Ve Bilmeyenler için Baksı müzesi!
Baksı Müzesi 2010 yılında Bayburt’un Baksı, yeni adıyla Bayraktar köyünün hemen dibinde. Yüksek bir tepede. Çevresinde Doğu Karadeniz’in uçsuz bucaksız dağları, Çoruh nehri, müze yerleşkesi ve mutlak sessizlik. Bunlardan başka hiçbir şey yok.
Trabzon ya da Erzurum havaalanlarından gidilebiliyor. İki havaalanı da Bayburt’a yaklaşık aynı mesafelerde. Trabzon, Ziganalardan dolayı daha uzun sürebilir. Dağ manzarası sevenler için ideal. Uçaktan sonra yaklaşık 2 saat kadar sonra arabayla Bayburt’a varıyorsunuz, oradan 10-15 dakika sonra da Baksı Müzesine.
Baksı Müzesi bir hayalin ürünü.
Yaratıcısı ressam, akademisyen Prof. Hüsamettin Koçan. Bayburt’un Baksı köyünde doğmuş. Kalabalık bir ailenin çocuğu. İstanbul’da güzel sanatlar okumaya karar vermiş. Kimse mühendis olacaksın diye tutturmamış. Hatta sanatçı olması için teşvik edilmiş. Bu da, çocuklarına zorla bir şeyler yaptırmaya çalışan anne babalara örnek olsun.
2000 yılında hayal kurmaya başlamış.
Bütün isteği doğduğu yere bir çağdaş sanat müzesi kurmak. Ama herhangi bir müze olmayacaktır bu. Geçmişle geleceği yan yana getirecektir.
Etrafında ona gerçekten inanan kaç kişi vardı o zamanlar bilinmez ama sayılarının pek fazla olmadığını tahmin etmek zor değil. Hatta hocaya “Hocam hayal gücünüzü takdir ediyoruz, bir ressamdan da bu beklenir, ancak iyi düşündünüz mü?

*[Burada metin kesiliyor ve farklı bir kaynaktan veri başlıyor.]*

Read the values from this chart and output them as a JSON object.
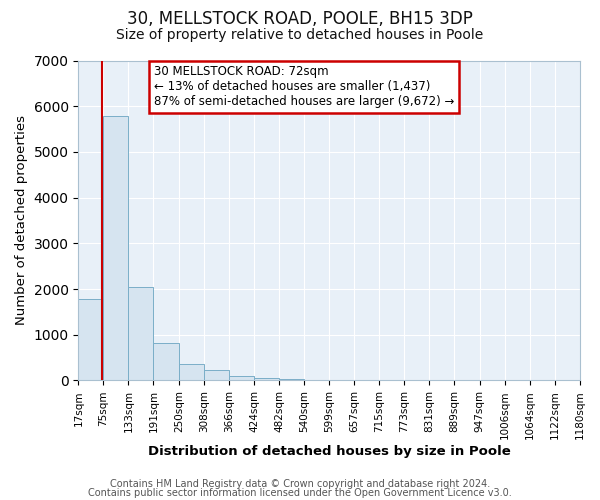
{
  "title": "30, MELLSTOCK ROAD, POOLE, BH15 3DP",
  "subtitle": "Size of property relative to detached houses in Poole",
  "xlabel": "Distribution of detached houses by size in Poole",
  "ylabel": "Number of detached properties",
  "bar_edges": [
    17,
    75,
    133,
    191,
    250,
    308,
    366,
    424,
    482,
    540,
    599,
    657,
    715,
    773,
    831,
    889,
    947,
    1006,
    1064,
    1122,
    1180
  ],
  "bar_heights": [
    1780,
    5780,
    2050,
    820,
    370,
    220,
    100,
    60,
    30,
    0,
    0,
    0,
    0,
    0,
    0,
    0,
    0,
    0,
    0,
    0
  ],
  "bar_color": "#d6e4f0",
  "bar_edgecolor": "#7aaec8",
  "vline_x": 72,
  "vline_color": "#cc0000",
  "annotation_title": "30 MELLSTOCK ROAD: 72sqm",
  "annotation_line1": "← 13% of detached houses are smaller (1,437)",
  "annotation_line2": "87% of semi-detached houses are larger (9,672) →",
  "annotation_box_edgecolor": "#cc0000",
  "annotation_box_facecolor": "#ffffff",
  "ylim": [
    0,
    7000
  ],
  "tick_labels": [
    "17sqm",
    "75sqm",
    "133sqm",
    "191sqm",
    "250sqm",
    "308sqm",
    "366sqm",
    "424sqm",
    "482sqm",
    "540sqm",
    "599sqm",
    "657sqm",
    "715sqm",
    "773sqm",
    "831sqm",
    "889sqm",
    "947sqm",
    "1006sqm",
    "1064sqm",
    "1122sqm",
    "1180sqm"
  ],
  "footer1": "Contains HM Land Registry data © Crown copyright and database right 2024.",
  "footer2": "Contains public sector information licensed under the Open Government Licence v3.0.",
  "background_color": "#ffffff",
  "plot_background": "#e8f0f8",
  "grid_color": "#ffffff",
  "title_fontsize": 12,
  "subtitle_fontsize": 10,
  "axis_label_fontsize": 9.5,
  "tick_fontsize": 7.5,
  "footer_fontsize": 7
}
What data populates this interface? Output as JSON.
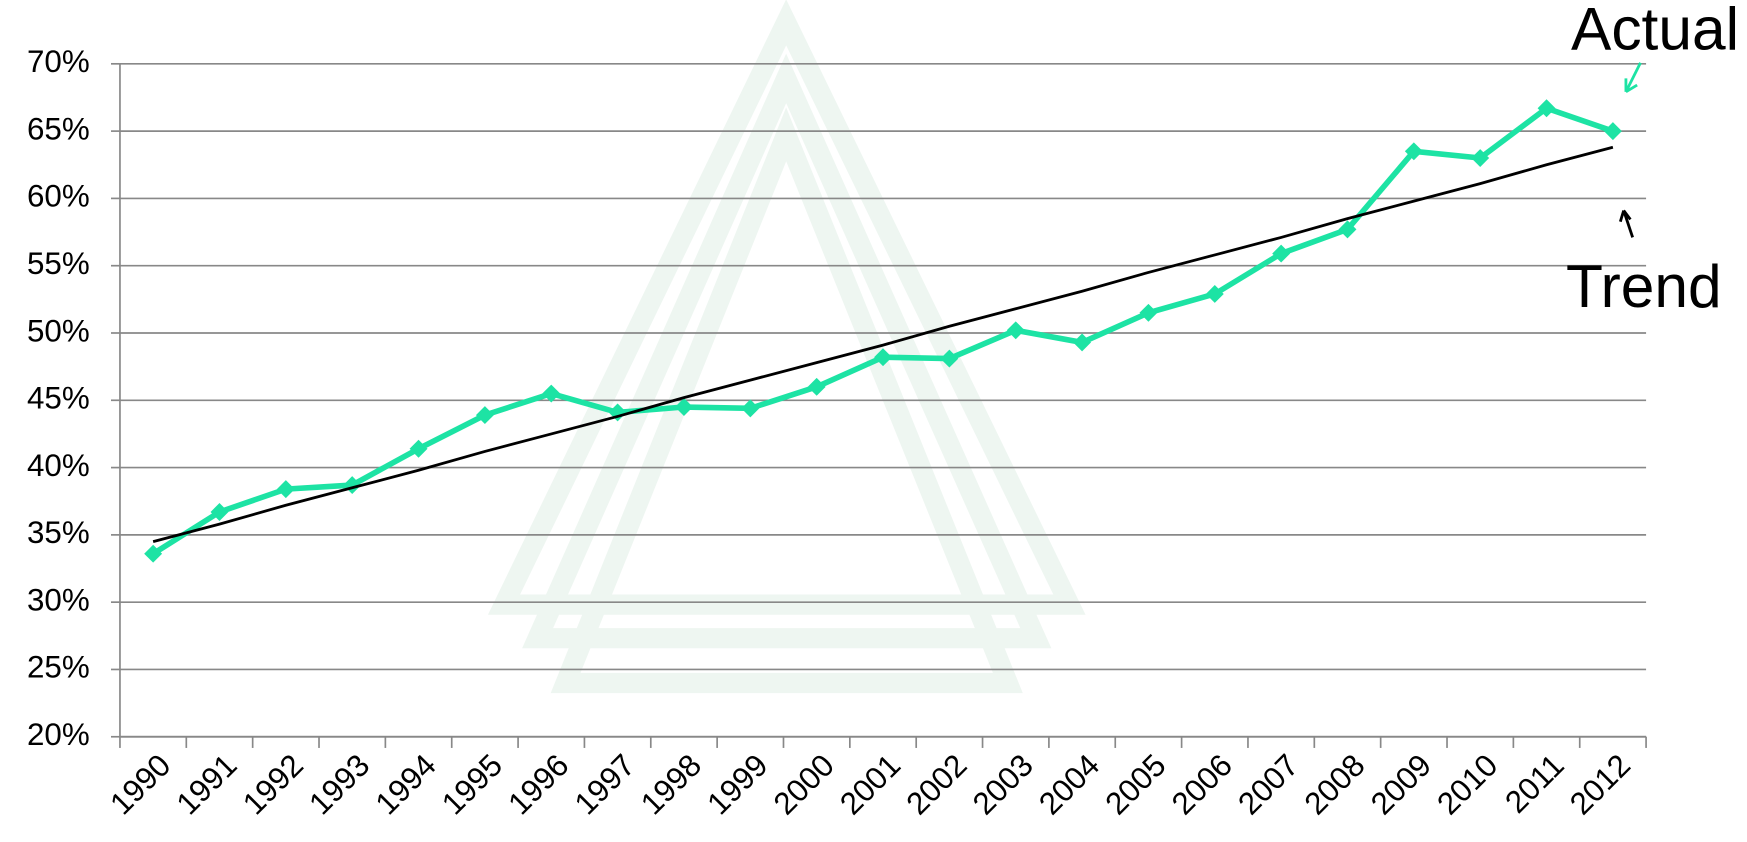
{
  "chart_data": {
    "type": "line",
    "categories": [
      "1990",
      "1991",
      "1992",
      "1993",
      "1994",
      "1995",
      "1996",
      "1997",
      "1998",
      "1999",
      "2000",
      "2001",
      "2002",
      "2003",
      "2004",
      "2005",
      "2006",
      "2007",
      "2008",
      "2009",
      "2010",
      "2011",
      "2012"
    ],
    "series": [
      {
        "name": "Actual",
        "color": "#1de3a4",
        "marker": "diamond",
        "values": [
          33.6,
          36.7,
          38.4,
          38.7,
          41.4,
          43.9,
          45.5,
          44.1,
          44.5,
          44.4,
          46.0,
          48.2,
          48.1,
          50.2,
          49.3,
          51.5,
          52.9,
          55.9,
          57.7,
          63.5,
          63.0,
          66.7,
          65.0
        ]
      },
      {
        "name": "Trend",
        "color": "#000000",
        "values": [
          34.5,
          35.8,
          37.2,
          38.5,
          39.8,
          41.2,
          42.5,
          43.8,
          45.2,
          46.5,
          47.8,
          49.1,
          50.5,
          51.8,
          53.1,
          54.5,
          55.8,
          57.1,
          58.5,
          59.8,
          61.1,
          62.5,
          63.8
        ]
      }
    ],
    "ylim": [
      20,
      70
    ],
    "yticks": [
      {
        "value": 20,
        "label": "20%"
      },
      {
        "value": 25,
        "label": "25%"
      },
      {
        "value": 30,
        "label": "30%"
      },
      {
        "value": 35,
        "label": "35%"
      },
      {
        "value": 40,
        "label": "40%"
      },
      {
        "value": 45,
        "label": "45%"
      },
      {
        "value": 50,
        "label": "50%"
      },
      {
        "value": 55,
        "label": "55%"
      },
      {
        "value": 60,
        "label": "60%"
      },
      {
        "value": 65,
        "label": "65%"
      },
      {
        "value": 70,
        "label": "70%"
      }
    ],
    "grid": true
  }
}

Baksı nere, çağdaş sanat müzesi kurmak nere? Ya da en hafifinden “Hocada bir gariplikler var” diyen de olmuştur, eminim.
Fakat Hüsamettin Koçan, sadece hayal kurmaz. Kafasına koyduğunu yapmakta kararlıdır. Plan yapar. Kolay olmayacaktır. Farkındadır.
Herkesten ve her şeyden önce eşi Oya Koçan’ı ikna etmek gerekmektedir. O olmadan bu işe girişmek mümkün değildir. Oya hanımın ne kadar direndiğini de bilemeyiz ama belli ki hocanın ikna gücü kuvvetlidir. Eşini bir bahar günü Baksı’ya, müzenin yapılacağı tepeye götürür. Sabah erkendir. O muhteşem manzarayı izlerlerken, kuşlar ötmeye başlarlar. Hüsamettin Hocaya göre o kuşların cıvıltısıdır Oya hanımı ikna eden olay. Ve el ele verirler.
Sıra çevrelerindekileri inandırmaktadır.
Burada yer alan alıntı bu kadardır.